Dass deutschlandweit noch nicht alle Menschen etwas mit Sachsen-Anhalt verbinden, räumt Uhle allerdings ein. „Da sind wir tatsächlich noch nicht da, wo wir sein sollten.“ Das Land weise jedoch bei der Bekanntheit seit Jahren „kontinuierliche Zuwachsraten auf“. Und die starke Fokussierung des Marketings auf den Harz verteidigt er. „Wir müssen mit unseren Stärken werben.“ Immerhin kämen 39 Prozent aller Gäste in diese Urlaubsregion. „Der Harz ist damit ein wesentlicher Faktor, den man nicht weglassen kann.“ Grundsätzlich würden sich jedoch fast alle Regionen unter den beiden Schwerpunktthemen Aktivtourismus und Kulturtourismus in irgendeiner Form wiederfinden.

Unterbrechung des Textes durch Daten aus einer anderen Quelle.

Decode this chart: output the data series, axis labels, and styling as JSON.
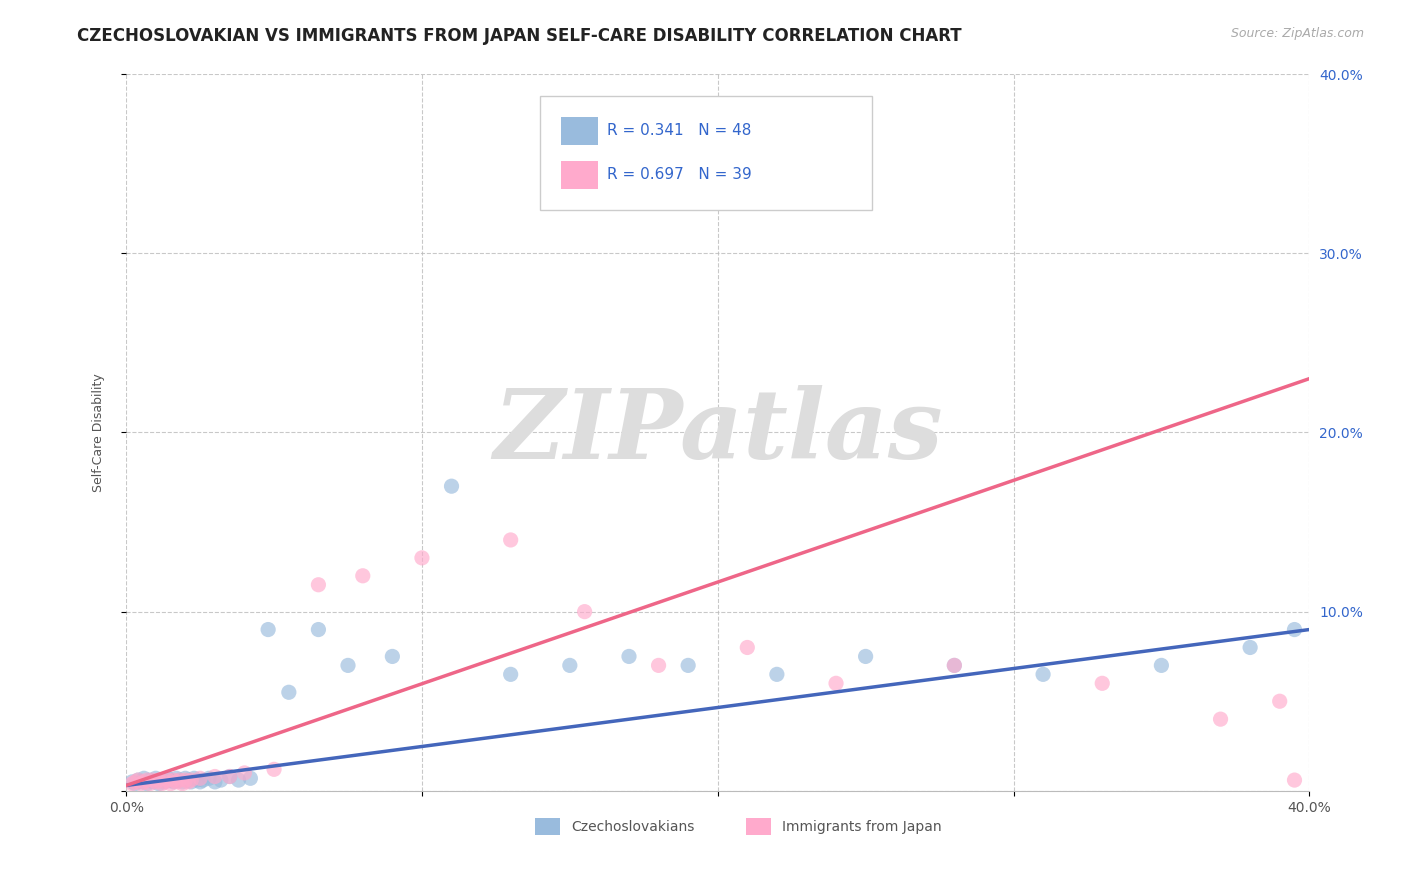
{
  "title": "CZECHOSLOVAKIAN VS IMMIGRANTS FROM JAPAN SELF-CARE DISABILITY CORRELATION CHART",
  "source_text": "Source: ZipAtlas.com",
  "ylabel": "Self-Care Disability",
  "xlim": [
    0.0,
    0.4
  ],
  "ylim": [
    0.0,
    0.4
  ],
  "xticks": [
    0.0,
    0.1,
    0.2,
    0.3,
    0.4
  ],
  "yticks": [
    0.0,
    0.1,
    0.2,
    0.3,
    0.4
  ],
  "xticklabels": [
    "0.0%",
    "",
    "",
    "",
    "40.0%"
  ],
  "yticklabels_right": [
    "",
    "10.0%",
    "20.0%",
    "30.0%",
    "40.0%"
  ],
  "blue_color": "#99BBDD",
  "pink_color": "#FFAACC",
  "blue_line_color": "#4466BB",
  "pink_line_color": "#EE6688",
  "blue_R": 0.341,
  "blue_N": 48,
  "pink_R": 0.697,
  "pink_N": 39,
  "watermark": "ZIPatlas",
  "legend_label_blue": "Czechoslovakians",
  "legend_label_pink": "Immigrants from Japan",
  "blue_scatter_x": [
    0.002,
    0.003,
    0.004,
    0.005,
    0.006,
    0.007,
    0.008,
    0.009,
    0.01,
    0.011,
    0.012,
    0.013,
    0.014,
    0.015,
    0.016,
    0.017,
    0.018,
    0.019,
    0.02,
    0.021,
    0.022,
    0.023,
    0.024,
    0.025,
    0.026,
    0.028,
    0.03,
    0.032,
    0.035,
    0.038,
    0.042,
    0.048,
    0.055,
    0.065,
    0.075,
    0.09,
    0.11,
    0.13,
    0.15,
    0.17,
    0.19,
    0.22,
    0.25,
    0.28,
    0.31,
    0.35,
    0.38,
    0.395
  ],
  "blue_scatter_y": [
    0.005,
    0.004,
    0.006,
    0.005,
    0.007,
    0.004,
    0.006,
    0.005,
    0.007,
    0.004,
    0.006,
    0.005,
    0.007,
    0.006,
    0.005,
    0.007,
    0.006,
    0.005,
    0.007,
    0.006,
    0.005,
    0.007,
    0.006,
    0.005,
    0.006,
    0.007,
    0.005,
    0.006,
    0.008,
    0.006,
    0.007,
    0.09,
    0.055,
    0.09,
    0.07,
    0.075,
    0.17,
    0.065,
    0.07,
    0.075,
    0.07,
    0.065,
    0.075,
    0.07,
    0.065,
    0.07,
    0.08,
    0.09
  ],
  "pink_scatter_x": [
    0.002,
    0.003,
    0.004,
    0.005,
    0.006,
    0.007,
    0.008,
    0.009,
    0.01,
    0.011,
    0.012,
    0.013,
    0.014,
    0.015,
    0.016,
    0.017,
    0.018,
    0.019,
    0.02,
    0.021,
    0.022,
    0.025,
    0.03,
    0.035,
    0.04,
    0.05,
    0.065,
    0.08,
    0.1,
    0.13,
    0.155,
    0.18,
    0.21,
    0.24,
    0.28,
    0.33,
    0.37,
    0.39,
    0.395
  ],
  "pink_scatter_y": [
    0.004,
    0.005,
    0.006,
    0.004,
    0.005,
    0.006,
    0.004,
    0.006,
    0.005,
    0.006,
    0.004,
    0.005,
    0.006,
    0.004,
    0.006,
    0.005,
    0.006,
    0.004,
    0.006,
    0.005,
    0.006,
    0.007,
    0.008,
    0.008,
    0.01,
    0.012,
    0.115,
    0.12,
    0.13,
    0.14,
    0.1,
    0.07,
    0.08,
    0.06,
    0.07,
    0.06,
    0.04,
    0.05,
    0.006
  ],
  "blue_trend_x": [
    0.0,
    0.4
  ],
  "blue_trend_y": [
    0.003,
    0.09
  ],
  "pink_trend_x": [
    0.0,
    0.4
  ],
  "pink_trend_y": [
    0.003,
    0.23
  ],
  "bg_color": "#FFFFFF",
  "grid_color": "#BBBBBB",
  "title_fontsize": 12,
  "tick_fontsize": 10,
  "watermark_color": "#DDDDDD",
  "watermark_fontsize": 70
}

Deutliche Kritik an der IMG und den anderen Akteuren kommt aber auch aus Sachsen-Anhalt selbst. Bertram Thieme, Direktor des Dorint-Hotels Charlottenhof in Halle, schlägt dabei in die selbe Kerbe wie Rahmann. „Das Land hat es bis heute einfach nicht geschafft, gefestigte touristische Strukturen aufzubauen“, sagt der Hotelmanager des Jahres 2012. „Ich weiß noch immer nicht, was die Akteure eigentlich alle machen.“
Klar benennen kann er indes die Defizite, die ihn seit Jahren stören. „Sachsen-Anhalt hat keine Identität entwickelt“, so der Hotel-Manager. Dabei seien die Voraussetzungen dafür eigentlich gut. „Es wurde aber viel zu wenig darauf gesetzt, Sachsen-Anhalt als ein Kernland europäischer Geschichte zu präsentieren.“
Doch nicht nur das, auch die Bedeutung der Tourismusbranche werde nicht ausreichend erkannt, betont Antje Bauer, Geschäftsführerin der Industrie- und Handelskammer (IHK) Halle-Dessau. „Die Wahrnehmung als Wirtschaftsfaktor ist unterbelichtet.“ Wie Berater Rahmann fordert die IHK-Expertin eine abgestimmte Kommunikationsstrategie und eine entsprechende Außendarstellung. „Wir haben weiter ein Bekanntheitsproblem, die Menschen wissen viel zu wenig von Sachsen-Anhalt.“
Reiseunternehmer Geldorf wird noch deutlicher. „Die meisten Niederländer wissen nicht einmal, wo Sachsen-Anhalt liegt.“ Daher gelte es für die Touristiker, neue Potenziale zu erschließen. „Bisher habe ich die IMG aber nicht bei uns gesehen.“
Dafür sei sie auch nicht zuständig, sagt Uhle. „Das Auslandsmarketing läuft in Deutschland zentral über die Deutsche Zentrale für Tourismus“, sagt er. „Das heißt aber nicht, dass wir nicht auch selbst aktiv werden können.“
Zur Eröffnung der Schau „Frischer Wind“ hat Geldorf aber nicht mal eine Einladung erhalten. „Dabei sind wir die Leute, die Gäste aus den Niederlanden nach Sachsen-Anhalt bringen könnten“, sagt der Unternehmer, der zum Netzwerk Mitteldeutschland-Niederlande gehört. Doch er will nicht aufgeben. So hat er Ministerpräsident Reiner Haseloff (CDU) kürzlich ein Buch mit 23 Vorschlägen zur Kooperation mit dem Nachbarland übergeben. „Jetzt hat man mir gesagt, das Buch sei in Magdeburg verschollen“, so Geldorf, „vielleicht liegt es ja irgendwo bei der IMG“.